The next day I was back in Doc’s chair having a reassessment. In order to properly analyse the infection, a sample would have to be taken. Now, in case you haven’t been following, I have a huge bacterial infection on my eye. And she wanted a sample. From the infected area. On my eye. If you’ve ever had an eye test, you’ll have an idea of the probing that goes on, but what I think makes all the difference is the fact that you can see it all happening. This was no different. The eye was given a orange numbing dye that basically stopped it from moving. My eyelid was lifted, and I saw the scalpel come to my eye, cut parts of the mass off, and then leave. Even though most of it was still a blur, I could see enough. I couldn’t feel a thing.  And, it was one of the most incredible things I have ever seen. The procedure, known as a corneal scrape, takes a sample and is then analysed.

I spent three days in the hospital, constantly getting drops put in. But, I kept my eye. The doc said that she had never seen anything even nearly as bad as this, and I was lucky to still have my eye, but it would take some time before I could tell how bad the long lasting damage actually was. I would not be allowed to wear contacts again. I left the hospital in sunglasses, and even then, my eye was so sensitive, I kept them closed the entire trip home. If you see me now, you’ll see me always close my right eye more in bright sunlight.  I thank that ophthalmologist nearly every day.

A few months later, and a million visits back to the doc, there had been some progress. Dr Mathlaga had come to the fact that I had 60% vision in that eye. I would have a scar on there forever.  The scar was so large, you were actually able to see it with the naked eye. Thankfully, I could still play sports, but seeing the ball at times, in certain light conditions, was difficult.

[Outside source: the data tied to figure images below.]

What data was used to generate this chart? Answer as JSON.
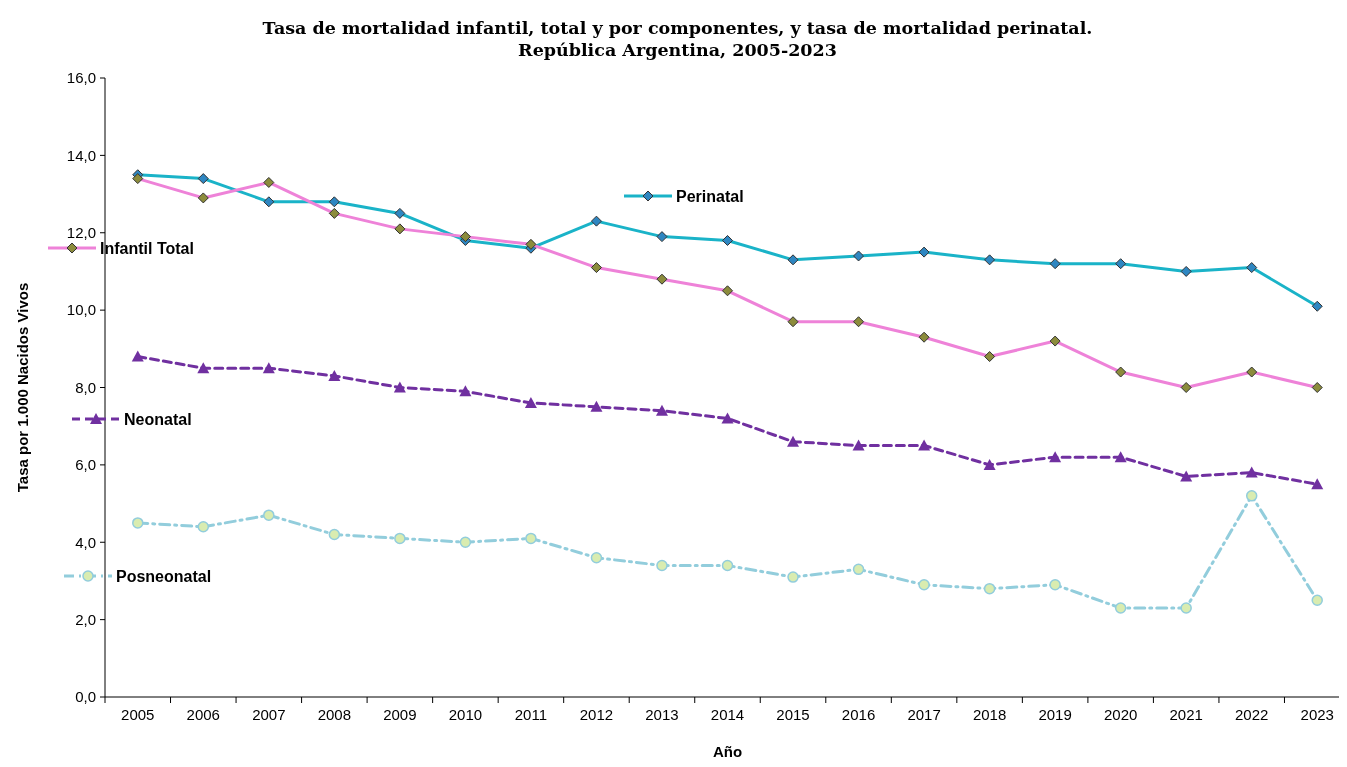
{
  "chart_data": {
    "type": "line",
    "title": "Tasa de mortalidad infantil, total y por componentes, y tasa de mortalidad perinatal. República Argentina, 2005-2023",
    "xlabel": "Año",
    "ylabel": "Tasa por 1.000 Nacidos Vivos",
    "categories": [
      "2005",
      "2006",
      "2007",
      "2008",
      "2009",
      "2010",
      "2011",
      "2012",
      "2013",
      "2014",
      "2015",
      "2016",
      "2017",
      "2018",
      "2019",
      "2020",
      "2021",
      "2022",
      "2023"
    ],
    "ylim": [
      0,
      16
    ],
    "yticks": [
      {
        "value": 0,
        "label": "0,0"
      },
      {
        "value": 2,
        "label": "2,0"
      },
      {
        "value": 4,
        "label": "4,0"
      },
      {
        "value": 6,
        "label": "6,0"
      },
      {
        "value": 8,
        "label": "8,0"
      },
      {
        "value": 10,
        "label": "10,0"
      },
      {
        "value": 12,
        "label": "12,0"
      },
      {
        "value": 14,
        "label": "14,0"
      },
      {
        "value": 16,
        "label": "16,0"
      }
    ],
    "grid": false,
    "legend": "left",
    "series": [
      {
        "name": "Perinatal",
        "color": "#1ab3c8",
        "marker": "diamond",
        "line_style": "solid",
        "values": [
          13.5,
          13.4,
          12.8,
          12.8,
          12.5,
          11.8,
          11.6,
          12.3,
          11.9,
          11.8,
          11.3,
          11.4,
          11.5,
          11.3,
          11.2,
          11.2,
          11.0,
          11.1,
          10.1
        ]
      },
      {
        "name": "Infantil Total",
        "color": "#ee82d8",
        "marker": "diamond",
        "line_style": "solid",
        "values": [
          13.4,
          12.9,
          13.3,
          12.5,
          12.1,
          11.9,
          11.7,
          11.1,
          10.8,
          10.5,
          9.7,
          9.7,
          9.3,
          8.8,
          9.2,
          8.4,
          8.0,
          8.4,
          8.0
        ]
      },
      {
        "name": "Neonatal",
        "color": "#7030a0",
        "marker": "triangle",
        "line_style": "dashed",
        "values": [
          8.8,
          8.5,
          8.5,
          8.3,
          8.0,
          7.9,
          7.6,
          7.5,
          7.4,
          7.2,
          6.6,
          6.5,
          6.5,
          6.0,
          6.2,
          6.2,
          5.7,
          5.8,
          5.5
        ]
      },
      {
        "name": "Posneonatal",
        "color": "#92cddc",
        "marker": "circle",
        "line_style": "dotted",
        "values": [
          4.5,
          4.4,
          4.7,
          4.2,
          4.1,
          4.0,
          4.1,
          3.6,
          3.4,
          3.4,
          3.1,
          3.3,
          2.9,
          2.8,
          2.9,
          2.3,
          2.3,
          5.2,
          2.5
        ]
      }
    ]
  }
}
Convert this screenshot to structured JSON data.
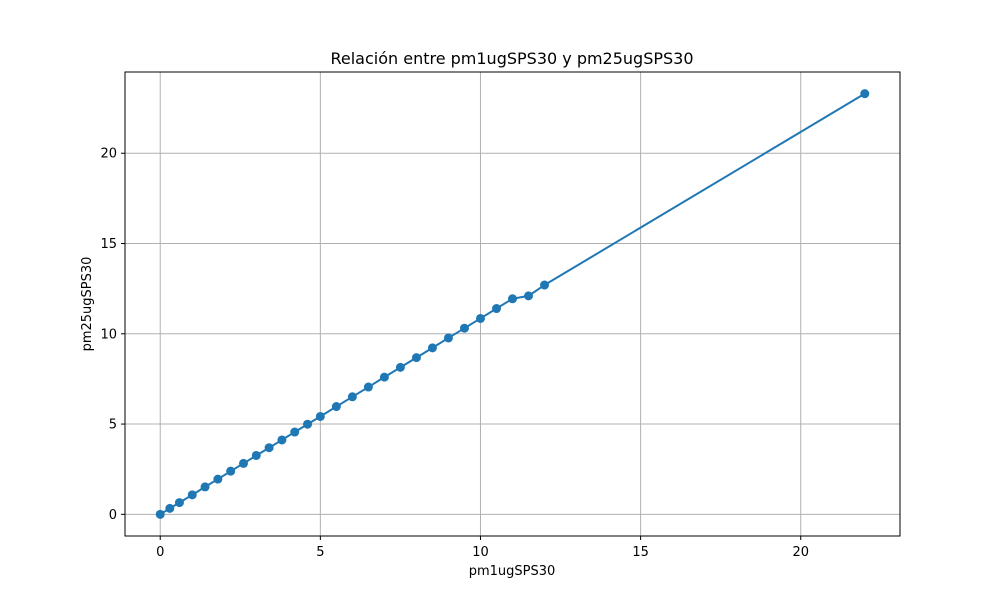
{
  "chart_data": {
    "type": "line",
    "title": "Relación entre pm1ugSPS30 y pm25ugSPS30",
    "xlabel": "pm1ugSPS30",
    "ylabel": "pm25ugSPS30",
    "xlim": [
      -1.1,
      23.1
    ],
    "ylim": [
      -1.2,
      24.5
    ],
    "xticks": [
      0,
      5,
      10,
      15,
      20
    ],
    "yticks": [
      0,
      5,
      10,
      15,
      20
    ],
    "grid": true,
    "markers": true,
    "color": "#1f77b4",
    "series": [
      {
        "x": [
          0,
          0.3,
          0.6,
          1.0,
          1.4,
          1.8,
          2.2,
          2.6,
          3.0,
          3.4,
          3.8,
          4.2,
          4.6,
          5.0,
          5.5,
          6.0,
          6.5,
          7.0,
          7.5,
          8.0,
          8.5,
          9.0,
          9.5,
          10.0,
          10.5,
          11.0,
          11.5,
          12.0,
          22.0
        ],
        "y": [
          0,
          0.33,
          0.65,
          1.08,
          1.52,
          1.95,
          2.39,
          2.82,
          3.26,
          3.69,
          4.12,
          4.56,
          4.99,
          5.42,
          5.97,
          6.51,
          7.05,
          7.6,
          8.14,
          8.68,
          9.22,
          9.77,
          10.31,
          10.85,
          11.4,
          11.94,
          12.1,
          12.7,
          23.3
        ]
      }
    ]
  }
}
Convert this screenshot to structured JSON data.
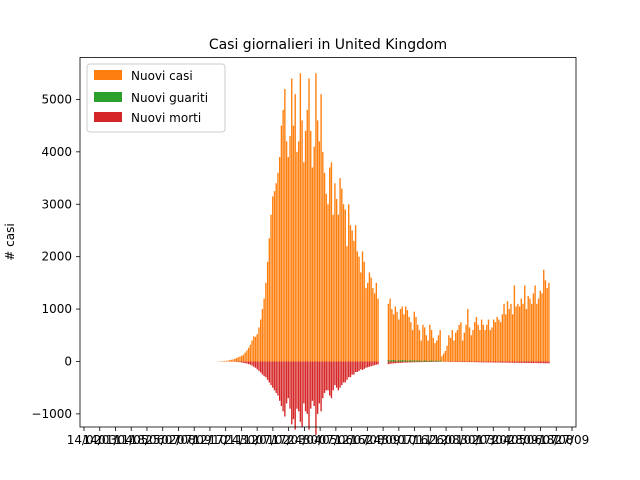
{
  "chart_data": {
    "type": "bar",
    "title": "Casi giornalieri in United Kingdom",
    "xlabel": "",
    "ylabel": "# casi",
    "ylim": [
      -1250,
      5800
    ],
    "grid": false,
    "legend_placement": "top-left",
    "yticks": [
      -1000,
      0,
      1000,
      2000,
      3000,
      4000,
      5000
    ],
    "yticks_labels": [
      "−1000",
      "0",
      "1000",
      "2000",
      "3000",
      "4000",
      "5000"
    ],
    "xtick_labels": [
      "14/02",
      "14/03",
      "01/04",
      "11/05",
      "18/06",
      "25/07",
      "02/08",
      "07/09",
      "12/10",
      "17/11",
      "24/12",
      "30/01",
      "07/02",
      "17/03",
      "24/04",
      "30/05",
      "07/06",
      "12/07",
      "16/08",
      "24/09",
      "30/10",
      "07/11",
      "16/12",
      "26/01",
      "08/02",
      "30/03",
      "17/04",
      "20/05",
      "28/06",
      "09/07",
      "18/08",
      "27/09"
    ],
    "series": [
      {
        "name": "Nuovi casi",
        "color": "#ff7f0e",
        "segments": [
          {
            "start_day": 0,
            "values": [
              0,
              0,
              0,
              0,
              0,
              0,
              0,
              0,
              0,
              0,
              0,
              0,
              0,
              0,
              0,
              0,
              0,
              0,
              0,
              0,
              0,
              0,
              0,
              0,
              0,
              0,
              0,
              0,
              0,
              0,
              0,
              0,
              0,
              0,
              0,
              0,
              0,
              0,
              0,
              0
            ]
          },
          {
            "start_day": 40,
            "values": [
              0,
              0,
              0,
              0,
              0,
              0,
              0,
              0,
              0,
              0,
              0,
              0,
              0,
              0,
              0,
              0,
              0,
              0,
              0,
              0,
              0,
              0,
              0,
              0,
              0,
              0,
              0,
              0,
              0,
              0
            ]
          },
          {
            "start_day": 70,
            "values": [
              3,
              3,
              5,
              8,
              10,
              12,
              14,
              18,
              24,
              32,
              40,
              52,
              66,
              80,
              95,
              110,
              130,
              170,
              210,
              260,
              320,
              400,
              480,
              470,
              520,
              650,
              800,
              1000,
              1200,
              1500,
              1900,
              2350,
              2800,
              3150,
              3250,
              3400,
              3600,
              3900,
              4500,
              4800,
              5200,
              4200,
              3900,
              4300,
              5400,
              4500,
              5100,
              4000,
              4200,
              5500,
              4600,
              3800,
              4400,
              4800,
              5400,
              4400,
              3700,
              4100,
              5500,
              4600,
              4200,
              5100,
              4000,
              3600,
              3200,
              3000,
              3700,
              3800,
              2800,
              3400,
              3100,
              2800,
              3500,
              3300,
              3000,
              2900,
              2200,
              3000,
              2600,
              2500,
              2300,
              2600,
              2100,
              2000,
              1700,
              2100,
              1900,
              1400,
              1500,
              1700,
              1600,
              1400,
              1300,
              1500,
              1200
            ]
          },
          {
            "start_day": 170,
            "values": [
              1100,
              1200,
              1000,
              900,
              1050,
              950,
              800,
              1000,
              1050,
              900,
              1050,
              980,
              850,
              750,
              600,
              950,
              850,
              700,
              600,
              400,
              700,
              650,
              500,
              400,
              700,
              600,
              450,
              350,
              400,
              500,
              600
            ]
          },
          {
            "start_day": 201,
            "values": [
              100,
              150,
              200,
              300,
              500,
              450,
              600,
              400,
              550,
              600,
              700,
              750,
              400,
              550,
              700,
              1000,
              650,
              500,
              600,
              750,
              850,
              700,
              600,
              800,
              700,
              600,
              700,
              800,
              600,
              650,
              800,
              750,
              850,
              800,
              750,
              900
            ]
          },
          {
            "start_day": 237,
            "values": [
              1100,
              900,
              1150,
              1000,
              1100,
              900,
              1450,
              1050,
              1100,
              1050,
              1200,
              1100,
              1450,
              1000,
              1250,
              1200,
              1100,
              1300,
              1450,
              1100,
              1200,
              1350,
              1300,
              1750,
              1550,
              1400,
              1500
            ]
          }
        ]
      },
      {
        "name": "Nuovi guariti",
        "color": "#2ca02c",
        "segments": [
          {
            "start_day": 170,
            "values": [
              30,
              20,
              25,
              30,
              20,
              15,
              25,
              20,
              30,
              25,
              20,
              15,
              20,
              25,
              15,
              20,
              20,
              15,
              20,
              10,
              15,
              20,
              15,
              10,
              15,
              20,
              10,
              15,
              15,
              10,
              20
            ]
          }
        ]
      },
      {
        "name": "Nuovi morti",
        "color": "#d62728",
        "segments": [
          {
            "start_day": 0,
            "values": [
              0,
              0,
              0,
              0,
              0,
              0,
              0,
              0,
              0,
              0,
              0,
              0,
              0,
              0,
              0,
              0,
              0,
              0,
              0,
              0,
              0,
              0,
              0,
              0,
              0,
              0,
              0,
              0,
              0,
              0,
              0,
              0,
              0,
              0,
              0,
              0,
              0,
              0,
              0,
              0
            ]
          },
          {
            "start_day": 40,
            "values": [
              0,
              0,
              0,
              0,
              0,
              0,
              0,
              0,
              0,
              0,
              0,
              0,
              0,
              0,
              0,
              0,
              0,
              0,
              0,
              0,
              0,
              0,
              0,
              0,
              0,
              0,
              0,
              0,
              0,
              0
            ]
          },
          {
            "start_day": 70,
            "values": [
              0,
              0,
              0,
              0,
              0,
              -1,
              -1,
              -2,
              -2,
              -3,
              -4,
              -5,
              -7,
              -10,
              -14,
              -20,
              -25,
              -33,
              -40,
              -50,
              -60,
              -80,
              -100,
              -120,
              -150,
              -180,
              -210,
              -250,
              -280,
              -300,
              -350,
              -400,
              -450,
              -500,
              -550,
              -600,
              -650,
              -750,
              -850,
              -950,
              -1050,
              -800,
              -700,
              -900,
              -1200,
              -1100,
              -1300,
              -900,
              -950,
              -1150,
              -1250,
              -800,
              -950,
              -1000,
              -1300,
              -900,
              -750,
              -850,
              -1400,
              -1000,
              -800,
              -950,
              -700,
              -600,
              -550,
              -550,
              -650,
              -700,
              -550,
              -450,
              -500,
              -550,
              -500,
              -450,
              -400,
              -400,
              -350,
              -300,
              -300,
              -250,
              -250,
              -200,
              -200,
              -180,
              -150,
              -160,
              -140,
              -120,
              -110,
              -100,
              -90,
              -80,
              -70,
              -60,
              -55
            ]
          },
          {
            "start_day": 170,
            "values": [
              -50,
              -45,
              -40,
              -35,
              -35,
              -30,
              -30,
              -25,
              -25,
              -22,
              -20,
              -20,
              -18,
              -18,
              -15,
              -15,
              -14,
              -13,
              -12,
              -12,
              -11,
              -10,
              -10,
              -9,
              -9,
              -8,
              -8,
              -7,
              -7,
              -6,
              -6
            ]
          },
          {
            "start_day": 201,
            "values": [
              -6,
              -5,
              -5,
              -6,
              -7,
              -7,
              -8,
              -8,
              -9,
              -9,
              -10,
              -10,
              -11,
              -11,
              -12,
              -12,
              -12,
              -13,
              -13,
              -14,
              -14,
              -15,
              -15,
              -16,
              -16,
              -17,
              -17,
              -18,
              -18,
              -19,
              -19,
              -20,
              -20,
              -20,
              -21,
              -21
            ]
          },
          {
            "start_day": 237,
            "values": [
              -22,
              -22,
              -23,
              -23,
              -24,
              -24,
              -25,
              -25,
              -26,
              -26,
              -27,
              -27,
              -28,
              -28,
              -29,
              -29,
              -30,
              -30,
              -31,
              -31,
              -32,
              -32,
              -33,
              -33,
              -34,
              -34,
              -35
            ]
          }
        ]
      }
    ]
  }
}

I’ve seen a bunch of Ophthalmologists, and are all incredibly intrigued to hear the story. One optometrist refused to even check my eyes after I told him and he sent me back to the specialists. There is a way to fix it, but that would involve a corneal transplant, which, in all honesty, seems a bit extreme considering the place my eyes have settled in. Over the years, the scar has flattened and my vision has come to a stable place. The scar actually behaves like a contact lens and refracts the light enough to let me see without any aides. If I play cricket, I only play with one contact lens in – In my left eye. But that is only in bright light. In the dark, too much of the pupil is exposed to the scar, and not even glasses can help.

There are things I find difficult, though. For example, I can’t take a photo with my right eye through a viewfinder. I’m still learning how to do this, so if you see my try, you’ll know why I look like a tool. I can’t shoot a rifle – I can shoot it, I just can’t aim very well as you use your right eye with your right arm. I can’t use binoculars properly, or in fact, anything that really requires both eyes to focus. 3D movies were a problem for me. I wasn’t sure they’d be okay, but Avatar proved that wrong.

So, now I am doomed with glasses forever, but I have no complaints.  It’s an adjustment, but one I am very grateful to have to make.